モトリーフール・シンガポール支局、201953日投稿記事より

ダシン・リテール・トラスト(ティッカー:CEDU、以下「ダシン」)は、2017年1月にシンガポール証券取引所に上場した中国の小売業施設を中心とした不動産投資信託(REIT)です。

このREITのポートフォリオは広東省中山市にある4つのショッピングモールで構成されています。

このREITは、中国の不動産を所有しながらシンガポールで上場しているので、それに伴う主なリスクを紹介します。

1. 最大保有者2社の分配金放棄に関するリスク

ダシンの最大保有者のうち、アクア・ウェルス・ホールディングスとバウンティウェイ・インベストメンツの2社に対して、2022年まで分配金放棄が定められています。

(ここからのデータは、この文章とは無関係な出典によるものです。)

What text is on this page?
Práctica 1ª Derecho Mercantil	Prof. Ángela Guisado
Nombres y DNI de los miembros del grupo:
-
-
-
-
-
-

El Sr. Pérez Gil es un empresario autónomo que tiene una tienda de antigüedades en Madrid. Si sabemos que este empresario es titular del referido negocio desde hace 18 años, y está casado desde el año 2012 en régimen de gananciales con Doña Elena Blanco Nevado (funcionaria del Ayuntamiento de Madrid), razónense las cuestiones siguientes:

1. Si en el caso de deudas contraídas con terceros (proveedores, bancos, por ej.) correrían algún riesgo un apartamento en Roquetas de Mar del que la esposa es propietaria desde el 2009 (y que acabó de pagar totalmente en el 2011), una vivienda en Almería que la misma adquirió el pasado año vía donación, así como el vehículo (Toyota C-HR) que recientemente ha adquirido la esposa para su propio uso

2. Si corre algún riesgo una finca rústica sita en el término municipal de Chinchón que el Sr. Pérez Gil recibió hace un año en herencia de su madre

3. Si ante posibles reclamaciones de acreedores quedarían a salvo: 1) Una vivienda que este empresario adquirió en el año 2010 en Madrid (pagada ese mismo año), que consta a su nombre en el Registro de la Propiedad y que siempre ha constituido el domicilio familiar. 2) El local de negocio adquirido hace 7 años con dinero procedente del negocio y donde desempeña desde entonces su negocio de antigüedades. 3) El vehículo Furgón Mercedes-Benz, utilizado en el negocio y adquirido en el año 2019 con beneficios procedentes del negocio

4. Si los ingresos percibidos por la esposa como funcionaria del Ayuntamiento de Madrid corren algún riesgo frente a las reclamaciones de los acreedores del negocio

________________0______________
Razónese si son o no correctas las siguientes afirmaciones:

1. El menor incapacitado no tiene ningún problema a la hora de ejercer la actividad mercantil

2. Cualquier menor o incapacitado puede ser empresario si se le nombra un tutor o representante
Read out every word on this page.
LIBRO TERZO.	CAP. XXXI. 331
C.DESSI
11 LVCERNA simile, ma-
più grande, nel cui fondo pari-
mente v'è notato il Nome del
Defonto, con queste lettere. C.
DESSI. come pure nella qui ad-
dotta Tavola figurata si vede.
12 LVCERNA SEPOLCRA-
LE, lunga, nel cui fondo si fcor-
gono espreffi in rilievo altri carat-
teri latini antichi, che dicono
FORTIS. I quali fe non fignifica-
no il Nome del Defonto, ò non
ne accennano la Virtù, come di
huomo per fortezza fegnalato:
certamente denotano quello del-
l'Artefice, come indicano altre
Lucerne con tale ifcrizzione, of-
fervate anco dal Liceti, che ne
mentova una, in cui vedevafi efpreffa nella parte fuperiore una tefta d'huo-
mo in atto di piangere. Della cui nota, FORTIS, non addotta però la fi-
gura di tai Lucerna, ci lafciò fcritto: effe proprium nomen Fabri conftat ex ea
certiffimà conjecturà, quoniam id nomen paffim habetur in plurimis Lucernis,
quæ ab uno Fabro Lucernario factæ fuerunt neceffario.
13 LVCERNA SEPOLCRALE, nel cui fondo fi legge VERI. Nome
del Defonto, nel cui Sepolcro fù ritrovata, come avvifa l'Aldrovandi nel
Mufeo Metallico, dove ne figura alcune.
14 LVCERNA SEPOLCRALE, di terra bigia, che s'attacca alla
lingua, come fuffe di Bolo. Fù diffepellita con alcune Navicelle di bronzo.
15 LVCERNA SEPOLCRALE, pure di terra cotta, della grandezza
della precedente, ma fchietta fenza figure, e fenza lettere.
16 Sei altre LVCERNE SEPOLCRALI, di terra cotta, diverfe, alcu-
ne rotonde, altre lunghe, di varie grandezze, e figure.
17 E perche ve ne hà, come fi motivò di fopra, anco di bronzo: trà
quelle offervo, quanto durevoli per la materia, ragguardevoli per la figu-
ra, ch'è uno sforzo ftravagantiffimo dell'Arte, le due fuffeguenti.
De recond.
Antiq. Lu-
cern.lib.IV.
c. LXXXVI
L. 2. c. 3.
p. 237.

このため、2022年までは、より多くの分配金がその他のREIT保有者に渡っています。

つまり、2022年にこの分配金放棄が失効すると、その他のREIT保有者への分配金は大幅に少なくなる可能性があります。

ダシンは2018年度の決算で、年間の1口当たり分配金(DPU)が分配金放棄の場合は7.22シンガポールセント、分配金放棄がない場合は3.81シンガポールセントであることを発表しました。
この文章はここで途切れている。